No Brasil, o cenário não é diferente. Segundo dados atualizados do Ministério da Saúde, observa-se ao menos um fator de risco associado em 79% dos óbitos ocorridos até o momento. Destes, cerca de 90% tinham idade igual ou superior a 60 anos. Segundo as estimativas populacionais do IBGE para 2019, no Nordeste a população idosa (com 60 ou mais anos) correspondia a cerca de 11,4% da população total. Neste cenário, destaca-se a Paraíba com (12%) e Bahia com (12%) e em direção oposta, Maranhão (10%) e Sergipe (9%).

Em relação as condições de saúde da população, estimativas da Pesquisa Nacional de Saúde (PNS, 2013) apontavam que ao menos 61% dos idosos da região relataram terem algum diagnóstico médico para: hipertensão arterial, diabetes mellitus, doenças cardiovasculares ou câncer.
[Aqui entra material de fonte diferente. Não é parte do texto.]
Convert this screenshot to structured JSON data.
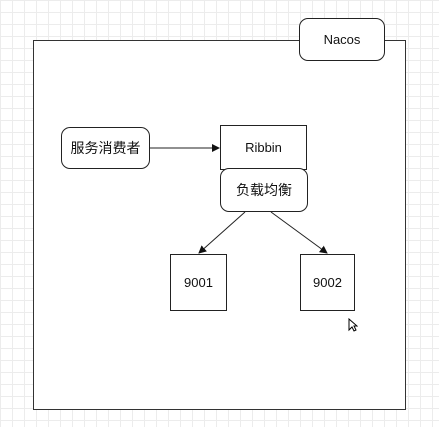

Entre esses fatores, destaca-se a hipertensão arterial e diabetes mellitus. Conforme o gráfico da Figura 1, essas duas comorbidades são as mais comuns entre os idosos de todos os estados da região Nordeste, com maior ocorrência de hipertensão arterial na Paraíba (53%) e diabetes mellitus em Alagoas (24%).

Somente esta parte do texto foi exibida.